Dünkü sohbet köşemizde de ifade etmeye çalıştığım konu; Cumhurbaşkanının yeni reformları açıklaması idi.

Bugün de aynı minvalde konuşulmayan mevzuları irdeleyerek, üstü örtülü bazı hadiselerin kilit noktalarını deşifre etmeye çalışacağız.

Şöyle ki…

Cumhurbaşkanımız diyor ki;

“DAVANIN PUSULASI İNSANDIR”

Ve şöyle devam ediyor;

“Yakın tarihimiz bize yaşadığımız acı tecrübelerle mülkün temelinin adalet olduğunu, adaletin temelinde de hakları ve onuruyla insanın bulunduğunu öğretmiştir.

İşte bunun için bizim adalet davamızın pusulası insandır, insan onurudur.

İnsanın sahip olduğu tüm haklarıyla hayatını sürdürmesidir.”

Sayın Cumhurbaşkanımızın bu ifadelerini biraz açalım.

Başkan Erdoğan’ın bu ifadelerine katılmamak mümkün değil.

Ki bizde, katılıyoruz ve destekliyoruz.

Ancak şunu da belirtmeden geçmek istemiyoruz.

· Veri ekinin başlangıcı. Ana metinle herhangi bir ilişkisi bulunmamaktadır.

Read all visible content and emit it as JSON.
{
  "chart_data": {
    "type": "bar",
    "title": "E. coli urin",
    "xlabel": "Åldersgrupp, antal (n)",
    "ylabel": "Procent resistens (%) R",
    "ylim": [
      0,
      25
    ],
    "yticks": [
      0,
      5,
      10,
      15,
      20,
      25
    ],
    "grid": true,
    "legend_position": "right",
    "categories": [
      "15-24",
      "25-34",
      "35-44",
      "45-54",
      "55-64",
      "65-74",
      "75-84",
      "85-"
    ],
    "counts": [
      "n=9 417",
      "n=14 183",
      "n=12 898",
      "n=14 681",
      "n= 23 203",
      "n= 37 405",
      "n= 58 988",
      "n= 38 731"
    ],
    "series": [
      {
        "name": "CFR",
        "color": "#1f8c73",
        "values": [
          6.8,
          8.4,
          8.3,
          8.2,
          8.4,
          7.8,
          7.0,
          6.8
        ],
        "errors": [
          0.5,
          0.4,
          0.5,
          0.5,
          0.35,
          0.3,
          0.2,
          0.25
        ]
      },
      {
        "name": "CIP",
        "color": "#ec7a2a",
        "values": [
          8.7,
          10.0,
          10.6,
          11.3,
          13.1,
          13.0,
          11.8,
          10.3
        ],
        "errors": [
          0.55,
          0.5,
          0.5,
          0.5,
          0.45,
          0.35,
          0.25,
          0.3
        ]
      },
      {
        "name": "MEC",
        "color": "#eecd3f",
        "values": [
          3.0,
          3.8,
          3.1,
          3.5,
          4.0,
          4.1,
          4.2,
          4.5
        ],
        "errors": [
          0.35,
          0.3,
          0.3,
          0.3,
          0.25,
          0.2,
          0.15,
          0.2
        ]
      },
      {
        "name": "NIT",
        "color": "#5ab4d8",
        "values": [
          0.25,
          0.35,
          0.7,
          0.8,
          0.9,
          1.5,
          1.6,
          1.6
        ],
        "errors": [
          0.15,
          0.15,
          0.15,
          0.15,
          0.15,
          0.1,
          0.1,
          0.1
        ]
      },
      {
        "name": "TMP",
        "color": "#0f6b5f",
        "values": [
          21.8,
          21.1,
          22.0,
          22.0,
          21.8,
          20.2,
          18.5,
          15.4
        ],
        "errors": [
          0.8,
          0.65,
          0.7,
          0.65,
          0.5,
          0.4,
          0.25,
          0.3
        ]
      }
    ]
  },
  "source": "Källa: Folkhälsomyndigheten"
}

“Yakın tarihimiz bizi yaşadığımız acı tecrübelerle mülkün temelinin adalet olduğunu, adaletin temelinde de haklarıyla ve onuruyla insanın bulunduğunu öğretmiştir.”

Bu ifadeler çok kapsamlı, çok anlamlıdır.

Tarihin derinliklerine dayalı ifadelerdir.

Sayın Devlet Başkanının buyurdukları paralelinde biz de diyoruz ki;

Evet, yakın tarihimiz gerçekten bize çok acı şeyleri tattırdı ve yutturdu, yaşattı..

Ve hala da aynı minval üzere devam etmektedir.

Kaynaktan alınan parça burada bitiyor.